SCHLUMBERGER Ltd agreed to buy Smith International in an US$11.34 billion all-stock deal that will boost the oilfield services leader's revenue to double that of its nearest rival.

The deal, still subject to shareholder and regulatory approval, values Smith stock at US$45.84, a 37.5 percent premium over Thursday's closing price, said a joint statement by the firms on Sunday.

The acquisition is the latest in a string of oilfield services deals as the sector begins to recover. Profits had plummeted as oil and natural gas companies cut spending on projects when energy prices collapsed along with economic activity in 2008.

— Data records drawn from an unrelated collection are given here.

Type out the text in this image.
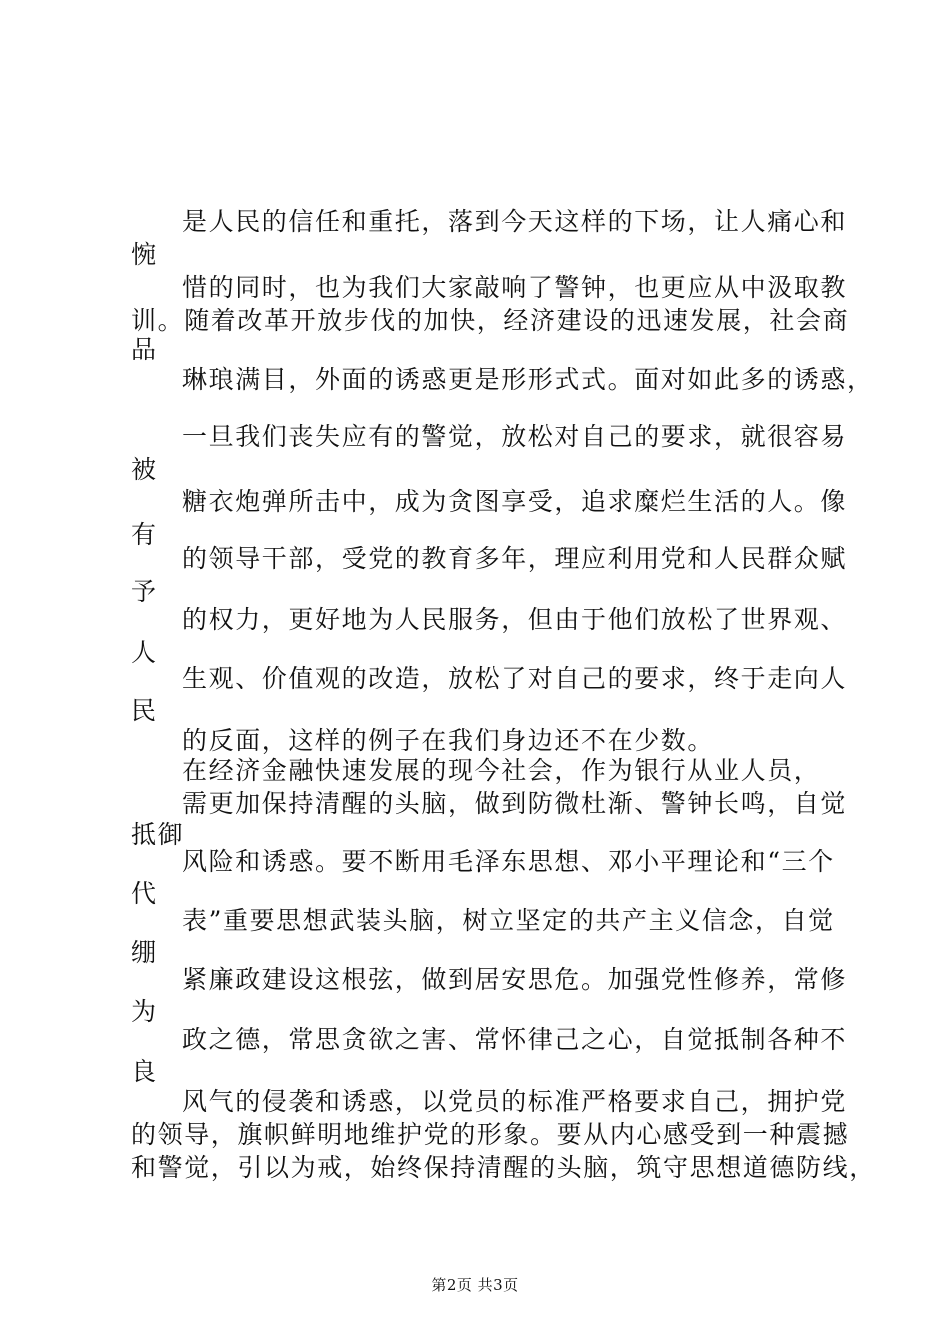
是人民的信任和重托，落到今天这样的下场，让人痛心和
惋
惜的同时，也为我们大家敲响了警钟，也更应从中汲取教
训。随着改革开放步伐的加快，经济建设的迅速发展，社会商
品
琳琅满目，外面的诱惑更是形形式式。面对如此多的诱惑，
一旦我们丧失应有的警觉，放松对自己的要求，就很容易
被
糖衣炮弹所击中，成为贪图享受，追求糜烂生活的人。像
有
的领导干部，受党的教育多年，理应利用党和人民群众赋
予
的权力，更好地为人民服务，但由于他们放松了世界观、
人
生观、价值观的改造，放松了对自己的要求，终于走向人
民
的反面，这样的例子在我们身边还不在少数。
在经济金融快速发展的现今社会，作为银行从业人员，
需更加保持清醒的头脑，做到防微杜渐、警钟长鸣，自觉
抵御
风险和诱惑。要不断用毛泽东思想、邓小平理论和“三个
代
表”重要思想武装头脑，树立坚定的共产主义信念，自觉
绷
紧廉政建设这根弦，做到居安思危。加强党性修养，常修
为
政之德，常思贪欲之害、常怀律己之心，自觉抵制各种不
良
风气的侵袭和诱惑，以党员的标准严格要求自己，拥护党
的领导，旗帜鲜明地维护党的形象。要从内心感受到一种震撼
和警觉，引以为戒，始终保持清醒的头脑，筑守思想道德防线，
第2页 共3页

After the deal, Schlumberger's revenue would double that of nearest rival Halliburton Co, which had 2009 revenues of US$14.7 billion.

"Smith's drilling technologies, other products and expertise complement our own, while the geographical footprint of Schlumberger means we can extend our joint offerings worldwide," Andrew Gould, chief executive of Schlumberger, said in a statement.

Schlumberger said it expects the acquisition to add to earnings per share in 2012. The company also expects to realize pretax synergies after costs of about US$160 million in 2011 and about US$320 million in 2012.

Under the terms of the deal, Smith shareholders will receive 0.6966 share of Schlumberger for each Smith share. On closing, Smith shareholders will hold about 12.8 percent of Schlumberger's outstanding shares.

Analysts said antitrust regulators would look at the deal very closely.